Optimisez votre ligne !

Les producteurs d'acier doivent aujourd’hui jongler entre des produits très divers et être prêts pour les aciers de nouvelle génération. La pression du marché pour des produits de qualité élevée au meilleur prix n’a jamais été aussi forte.

Le pilotage d’équipements lourds inertiels tels que les fours de recuit continu nécessite des opérateurs qualifiés. La réponse de Drever International à cette situation ? Le modèle MOSA (mathematical models for steel annealing), qui rassemble les innovations apportées aux modèles mathématiques employés pour commander les lignes de recuit.

Au cœur de ce concept se trouve un noyau applicatif souple et polyvalent conçu pour tous types de lignes et de produits :

  • Recuit, galvanisation et alliation des aciers au carbone
  • Recuit des aciers inoxydables austénitiques et ferritiques
  • Recuit des aciers au silicium
  • Recuit brillant, etc.

Ces histogrammes de l’écart de température de la bande en régime continu et en régime transitoire illustrent les progrès enregistrés ces dix dernières années. Le graphique de gauche concerne une ligne à conduite manuelle. Les graphiques de droite présentent les résultats obtenus pour des lignes de recuit et de galvanisation pilotées par un modèle mathématique sur une période donnée. Une technologie d’auto-apprentissage a permis au modèle d’atteindre une précision élevée.

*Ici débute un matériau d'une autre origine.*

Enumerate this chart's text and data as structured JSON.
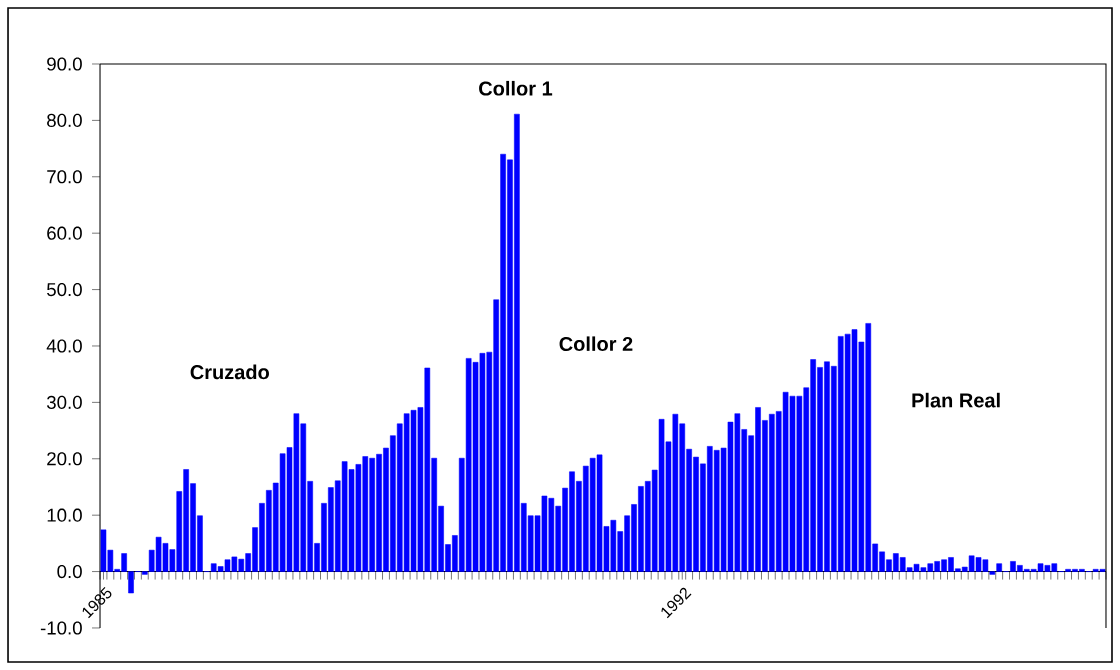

Le processus le plus exigeant fixe les normes du noyau MOSA, qui sont ensuite appliquées sur tous types de lignes. Les résultats présentés ici ont été recueillis lors de la production d’acier de qualité automobile, dans une usine traitant une grande variété de produits. Comme de coutume sur les lignes hautes performances, le four et la vitesse de la ligne sont entièrement pilotés par le modèle mathématique. La température maximale du métal (PMT, en rose clair) présente un comportement complexe, dû au concept sophistiqué de gestion de transition. La PMT est maintenue strictement entre les tolérances, matérialisées en fuchsia.

La qualité est un facteur clé, mais l’assurer avec une productivité élevée est un double défi.

Le graphique de productivité ci-contre présente les données d’une ligne initialement conçue pour traiter 400 000 tonnes/an. La ligne a été poussée à 500 000 t/an et le modèle a été modernisé avec un MOSA de nouvelle génération. Sur cette ligne déjà très chargée, la productivité pourrait être encore accrue grâce au modèle mathématique mis en place.